Batik halus yang mirip dengan milik ibunya dulu, akan
dijadikan suvenir utama bagi para undangan.
Buku praktikum
Titik balik kemandiriannya dimulai saat Chairul melihat
peluang usaha pembuatan buku praktikum kuliah. Ia menjual cetakan buku
praktikum dengan harga lebih murah dibandingkan dengan di kios fotokopi yang
ada di sekitar Kampus UI.
Ia bekerja sama dengan usaha percetakan milik kerabat salah
seorang temannya. Beruntung, usaha pertamanya ini dilakukan tanpa modal karena
pemilik percetakan tak mengharapkan uang muka. ”Keuntungan pertama saya Rp
15.000, dan terhitung besar pada zaman itu. Namun, pengalaman yang paling
berharga adalah saat belajar soal jaringan dan kepercayaan,” cerita Chairul
Tanjung.
Pengorbanan ibu dan keuntungan Rp 15.000 pertama itu
membangkitkan rasa percaya dirinya. Perlahan Chairul mengembangkan usahanya
dengan mencoba bisnis importir alat kedokteran hingga eksportir sandal.
Dia juga pernah merugi saat gagal merintis pembuatan pabrik
sumpit. Namun, kejadian itu tidak membuatnya patah arang.
”Saya selalu menerima kegagalan dengan tangan terbuka.
Percaya atau tidak, bila semuanya diterima dengan terbuka, lama-lama kegagalan
akan enggan datang,” selorohnya.
Berbekal semangat dan filosofi itu, Chairul dikenal sebagai
salah satu pengusaha sukses Indonesia kini.
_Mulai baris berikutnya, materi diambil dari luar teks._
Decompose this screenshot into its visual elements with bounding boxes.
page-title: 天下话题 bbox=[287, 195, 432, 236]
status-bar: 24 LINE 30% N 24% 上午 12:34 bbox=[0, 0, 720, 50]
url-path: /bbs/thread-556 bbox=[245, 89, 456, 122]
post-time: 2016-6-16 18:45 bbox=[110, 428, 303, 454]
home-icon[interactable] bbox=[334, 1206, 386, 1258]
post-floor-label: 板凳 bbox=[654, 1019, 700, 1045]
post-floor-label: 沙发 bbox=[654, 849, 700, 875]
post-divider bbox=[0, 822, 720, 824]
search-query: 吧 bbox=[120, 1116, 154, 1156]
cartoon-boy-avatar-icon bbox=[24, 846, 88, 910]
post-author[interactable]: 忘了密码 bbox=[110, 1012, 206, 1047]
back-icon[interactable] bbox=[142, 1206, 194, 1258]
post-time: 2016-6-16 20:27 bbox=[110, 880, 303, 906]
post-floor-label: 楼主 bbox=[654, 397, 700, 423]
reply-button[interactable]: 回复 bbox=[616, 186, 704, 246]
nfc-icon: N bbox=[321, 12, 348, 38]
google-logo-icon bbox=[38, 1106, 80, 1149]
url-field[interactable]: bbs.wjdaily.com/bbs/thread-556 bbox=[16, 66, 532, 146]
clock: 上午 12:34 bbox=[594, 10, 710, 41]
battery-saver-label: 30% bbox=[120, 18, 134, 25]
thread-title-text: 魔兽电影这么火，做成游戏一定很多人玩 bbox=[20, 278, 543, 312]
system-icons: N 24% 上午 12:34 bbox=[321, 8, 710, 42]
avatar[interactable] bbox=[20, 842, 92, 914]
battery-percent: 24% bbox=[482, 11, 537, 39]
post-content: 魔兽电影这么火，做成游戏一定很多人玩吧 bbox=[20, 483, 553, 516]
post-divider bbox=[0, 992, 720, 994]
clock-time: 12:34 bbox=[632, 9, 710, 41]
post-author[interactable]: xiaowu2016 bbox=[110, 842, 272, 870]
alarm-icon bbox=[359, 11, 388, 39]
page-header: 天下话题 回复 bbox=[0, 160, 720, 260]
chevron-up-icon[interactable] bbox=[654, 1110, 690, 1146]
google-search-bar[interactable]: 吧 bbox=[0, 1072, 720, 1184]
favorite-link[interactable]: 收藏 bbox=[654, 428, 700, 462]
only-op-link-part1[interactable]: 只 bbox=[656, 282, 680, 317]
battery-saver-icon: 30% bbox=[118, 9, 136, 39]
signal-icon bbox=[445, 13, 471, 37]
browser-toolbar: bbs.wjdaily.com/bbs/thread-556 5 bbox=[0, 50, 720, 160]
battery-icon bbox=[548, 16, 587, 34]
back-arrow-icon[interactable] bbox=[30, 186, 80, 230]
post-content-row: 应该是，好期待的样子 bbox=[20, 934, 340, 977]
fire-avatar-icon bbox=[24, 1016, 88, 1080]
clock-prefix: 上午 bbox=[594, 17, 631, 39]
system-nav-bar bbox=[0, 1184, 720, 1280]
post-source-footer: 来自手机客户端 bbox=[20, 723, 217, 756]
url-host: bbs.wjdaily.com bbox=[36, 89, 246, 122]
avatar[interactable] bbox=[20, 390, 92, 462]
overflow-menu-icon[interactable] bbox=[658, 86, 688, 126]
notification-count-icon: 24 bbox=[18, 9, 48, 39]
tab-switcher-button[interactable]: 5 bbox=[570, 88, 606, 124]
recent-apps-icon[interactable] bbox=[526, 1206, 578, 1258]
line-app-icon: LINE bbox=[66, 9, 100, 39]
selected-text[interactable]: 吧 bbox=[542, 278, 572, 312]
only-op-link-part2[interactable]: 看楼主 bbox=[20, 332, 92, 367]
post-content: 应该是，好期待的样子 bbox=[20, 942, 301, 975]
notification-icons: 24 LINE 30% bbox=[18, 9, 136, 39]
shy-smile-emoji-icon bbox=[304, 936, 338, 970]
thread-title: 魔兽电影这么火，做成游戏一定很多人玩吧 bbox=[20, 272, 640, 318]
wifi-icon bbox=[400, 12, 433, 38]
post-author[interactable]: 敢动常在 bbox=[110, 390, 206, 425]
Majalah Forbes menempatkan Chairul
Tanjung pada urutan 937 orang kaya di dunia dengan total kekayaan satu miliar
dollar AS.
Beberapa kalangan menyebut Chairul bertangan emas, yang bisa
menjadikan semua usahanya nyaris sempurna.
Mengambil alih
”Tangan emas” dibuktikannya saat mengambil alih kembali Bank
Mega tahun 1996. Saat itu Bank Mega tengah sakit keras dengan saldo merah di
Bank Indonesia mencapai Rp 90 miliar. Sebesar 90 persen di antaranya merupakan
kredit macet. Hasilnya, tahun 2011 Bank Mega masuk jajaran 12 bank di Indonesia
dengan aset Rp 62 triliun.
Stasiun televisi TransTV dan Trans7 dibawanya menjadi
favorit masyarakat dengan program yang dikelola sendiri oleh para personelnya.
Pusat hiburan masyarakat di Makassar dan Bandung, seperti Trans Studio, pun
dalam waktu singkat menjadi kawasan idola masyarakat Indonesia.
Tidak heran, banyak perusahaan berskala lokal dan
internasional menawarkan diri untuk dibidaninya. Salah satunya adalah saat dia
mengakuisisi raksasa ritel Perancis, Carrefour. Chairul mengatakan, bukan dia
yang memilih mengakuisisi, tetapi pihak Carrefour yang menawarkan kepadanya
tahun 2010.
Selain terus membuka kesempatan kerja lewat berbagai unit
usaha baru, Chairul Tanjung juga menggagas berbagai organisasi dan kegiatan
amal, baik untuk warga miskin maupun korban bencana alam. Di antaranya lewat
Chairul Tanjung Foundation, Rumah Anak Madani, Komite Kemanusiaan Indonesia,
dan We Care Indonesia. ”Saya sempat terharu saat seorang warga mengatakan akan
terus berbelanja di Carrefour agar saya bisa membantu semakin banyak orang,”
katanya.
Sebagai manusia biasa, Chairul Tanjung juga pernah punya
kekhawatiran besar. Ia merasa cemas bila tidak punya energi lagi untuk mengurus
perusahaan yang memayungi puluhan ribu orang ini.
Namun, dia menambahkan, sekarang ia sudah punya jurus jitu
untuk menekan kecemasan itu. Tahun 1995, saat mengantar ibunda menunaikan
ibadah haji, di pintu Kabah ia mengikrarkan diri sebagai prajurit Allah.
”Sebagai prajurit, apa pun yang Dia berikan, baik, buruk,
susah, senang, ringan, berat, insya Allah akan senantiasa saya jalankan dengan
ikhlas. Saya pasrah kepada-Nya yang sudah memberikan berkah ini. Karena, toh,
dulu juga saya bukan siapa-siapa,” ujar Chairul tersenyum, tanpa beban.